I’ve mentioned it before but I will never tire of thundering out of slow corners, exhaust blaring, fuel droplets exploding and you whummpp up through each gear and that bit of shunt they engineered in on each shift is just fine with me even though I know they could easily make the shifts super smooth. Blasting down the middle of an empty A road through a huge fresh pile of leaves, feeling the power shift around the wheels in response, catching a glimpse of the leaves kicking up behind the car out of the corner of my eye while braking into the next corner is forever burned into my memory.
For me the place where the RS3 shines brightest is in the wet. No other road car I’ve owned comes close. The Evo IX was way too mobile at the rear in the wet and often scared me silly, the Evo was set up for oversteery fun in the dry and that frankly meant dangerous in the wet. The later STi Impreza’s could be equally skittish at the limit. An original WRX or Turbo 2000 would be close for such certainty and grip but in reality you’d still be reaching for 2nd by the time the RS3 S-tronic had hit 3rd and disappeared. Although it’s the last of concerns for petrol heads on a car at this price for such a remarkable hoon a real return of 22mpg (24mpg on the DIS) is also impressive. This is a journey I’ve done often and the Impreza could barely manage this if cruising and would have seen teens at best on this run. I know I’d have beaten my Evo self home too because the tank would have been empty after 150 miles at best.
I was convinced by the RS3 within seconds of the test drive, if I didn’t already own one I’d be buying one tomorrow. Despite this it has continued to get better and better revealing new talents all the time and impressing with a depth and range of ability the road testers and reviewers don’t have the time to experience.
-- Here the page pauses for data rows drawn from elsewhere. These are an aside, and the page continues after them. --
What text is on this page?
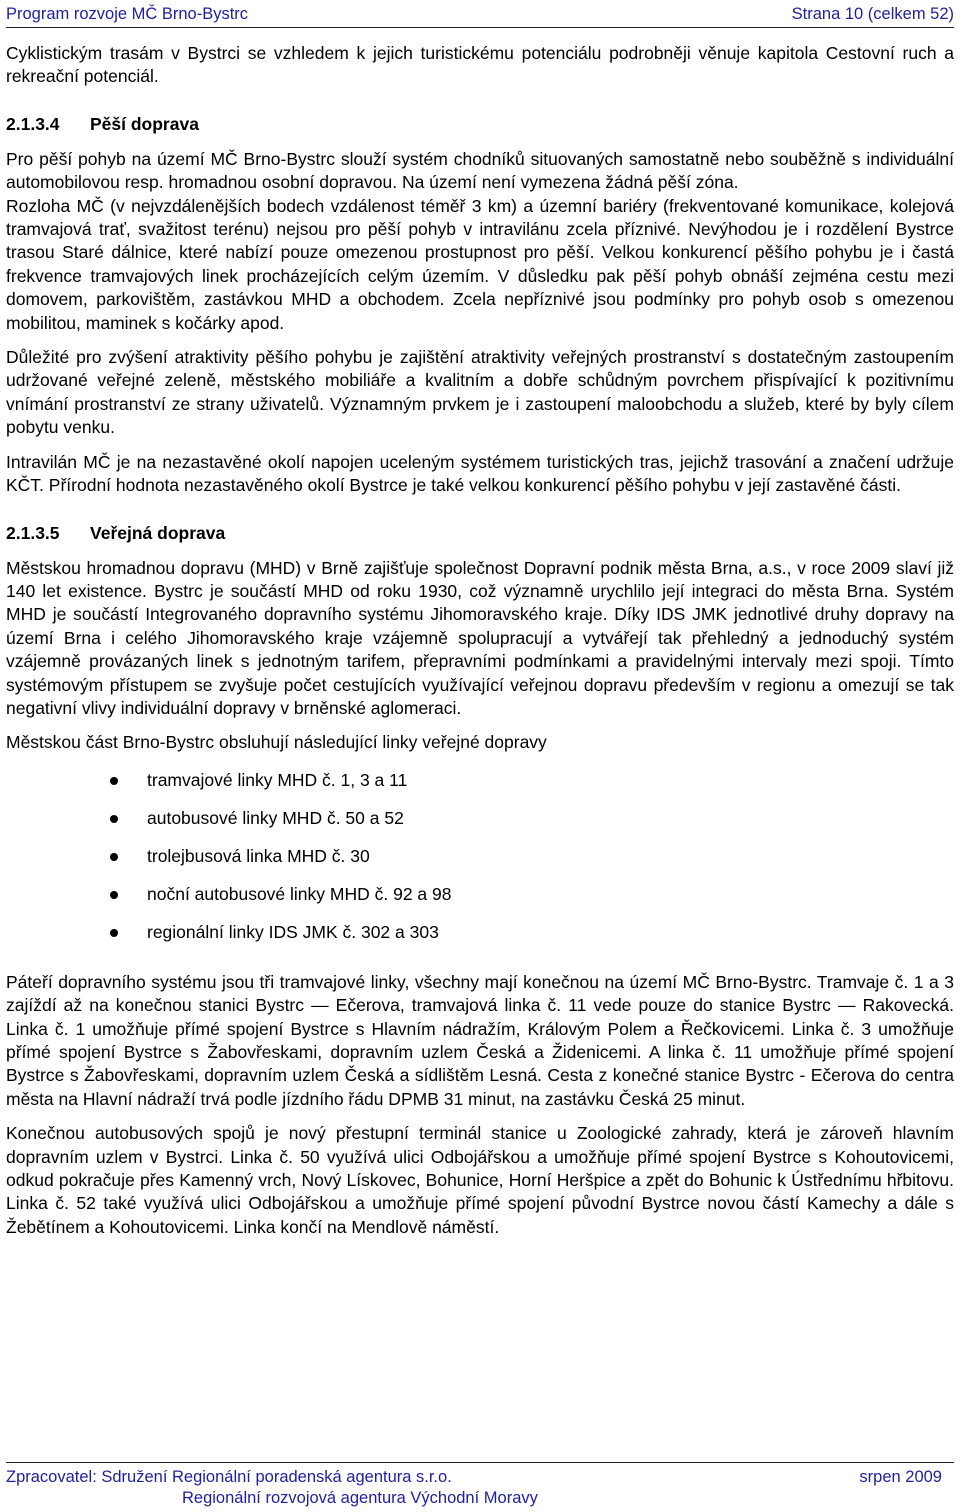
Program rozvoje MČ Brno-Bystrc	Strana 10 (celkem 52)

Cyklistickým trasám v Bystrci se vzhledem k jejich turistickému potenciálu podrobněji věnuje kapitola Cestovní ruch a rekreační potenciál.

2.1.3.4 Pěší doprava

Pro pěší pohyb na území MČ Brno-Bystrc slouží systém chodníků situovaných samostatně nebo souběžně s individuální automobilovou resp. hromadnou osobní dopravou. Na území není vymezena žádná pěší zóna.

Rozloha MČ (v nejvzdálenějších bodech vzdálenost téměř 3 km) a územní bariéry (frekventované komunikace, kolejová tramvajová trať, svažitost terénu) nejsou pro pěší pohyb v intravilánu zcela příznivé. Nevýhodou je i rozdělení Bystrce trasou Staré dálnice, které nabízí pouze omezenou prostupnost pro pěší. Velkou konkurencí pěšího pohybu je i častá frekvence tramvajových linek procházejících celým územím. V důsledku pak pěší pohyb obnáší zejména cestu mezi domovem, parkovištěm, zastávkou MHD a obchodem. Zcela nepříznivé jsou podmínky pro pohyb osob s omezenou mobilitou, maminek s kočárky apod.

Důležité pro zvýšení atraktivity pěšího pohybu je zajištění atraktivity veřejných prostranství s dostatečným zastoupením udržované veřejné zeleně, městského mobiliáře a kvalitním a dobře schůdným povrchem přispívající k pozitivnímu vnímání prostranství ze strany uživatelů. Významným prvkem je i zastoupení maloobchodu a služeb, které by byly cílem pobytu venku.

Intravilán MČ je na nezastavěné okolí napojen uceleným systémem turistických tras, jejichž trasování a značení udržuje KČT. Přírodní hodnota nezastavěného okolí Bystrce je také velkou konkurencí pěšího pohybu v její zastavěné části.

2.1.3.5 Veřejná doprava

Městskou hromadnou dopravu (MHD) v Brně zajišťuje společnost Dopravní podnik města Brna, a.s., v roce 2009 slaví již 140 let existence. Bystrc je součástí MHD od roku 1930, což významně urychlilo její integraci do města Brna. Systém MHD je součástí Integrovaného dopravního systému Jihomoravského kraje. Díky IDS JMK jednotlivé druhy dopravy na území Brna i celého Jihomoravského kraje vzájemně spolupracují a vytvářejí tak přehledný a jednoduchý systém vzájemně provázaných linek s jednotným tarifem, přepravními podmínkami a pravidelnými intervaly mezi spoji. Tímto systémovým přístupem se zvyšuje počet cestujících využívající veřejnou dopravu především v regionu a omezují se tak negativní vlivy individuální dopravy v brněnské aglomeraci.

Městskou část Brno-Bystrc obsluhují následující linky veřejné dopravy

tramvajové linky MHD č. 1, 3 a 11
autobusové linky MHD č. 50 a 52
trolejbusová linka MHD č. 30
noční autobusové linky MHD č. 92 a 98
regionální linky IDS JMK č. 302 a 303

Páteří dopravního systému jsou tři tramvajové linky, všechny mají konečnou na území MČ Brno-Bystrc. Tramvaje č. 1 a 3 zajíždí až na konečnou stanici Bystrc — Ečerova, tramvajová linka č. 11 vede pouze do stanice Bystrc — Rakovecká. Linka č. 1 umožňuje přímé spojení Bystrce s Hlavním nádražím, Královým Polem a Řečkovicemi. Linka č. 3 umožňuje přímé spojení Bystrce s Žabovřeskami, dopravním uzlem Česká a Židenicemi. A linka č. 11 umožňuje přímé spojení Bystrce s Žabovřeskami, dopravním uzlem Česká a sídlištěm Lesná. Cesta z konečné stanice Bystrc - Ečerova do centra města na Hlavní nádraží trvá podle jízdního řádu DPMB 31 minut, na zastávku Česká 25 minut.

Konečnou autobusových spojů je nový přestupní terminál stanice u Zoologické zahrady, která je zároveň hlavním dopravním uzlem v Bystrci. Linka č. 50 využívá ulici Odbojářskou a umožňuje přímé spojení Bystrce s Kohoutovicemi, odkud pokračuje přes Kamenný vrch, Nový Lískovec, Bohunice, Horní Heršpice a zpět do Bohunic k Ústřednímu hřbitovu. Linka č. 52 také využívá ulici Odbojářskou a umožňuje přímé spojení původní Bystrce novou částí Kamechy a dále s Žebětínem a Kohoutovicemi. Linka končí na Mendlově náměstí.

Zpracovatel: Sdružení Regionální poradenská agentura s.r.o.	srpen 2009
Regionální rozvojová agentura Východní Moravy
Sometimes things are just right and everything from the way Audi look after customers, as an object to own and polish to commuting the RS3 has it all and when it comes to the most important part – putting a smile on your face and creating experiences you’ll never forget – it’s just waiting to be unleashed.
I’m driving the new RS4 at Oulton Park on Friday and really looking forward to comparing the cars back to back. I will update you with my thoughts after the event.
Oh and a few of those other iconic drives I’m comparing the RS3 to:
MX5 1.8is Sport across 12 miles of closed Isle of Man mountain road, along with 200 others chasing the local Alfa 156 V6 police car (yes really!)
Impreza Turbo 2000 in the snow and ice over the Devil’s Staircase.
Evo IX at a wet and slippy Cadwell Park, I still feel tense thinking about it!
A friendly track duel between my S2000 and a supercharged Clio.
Westfield Sport 2000 at Pembrey.
Renault Megane R26.R anytime it got on a racetrack.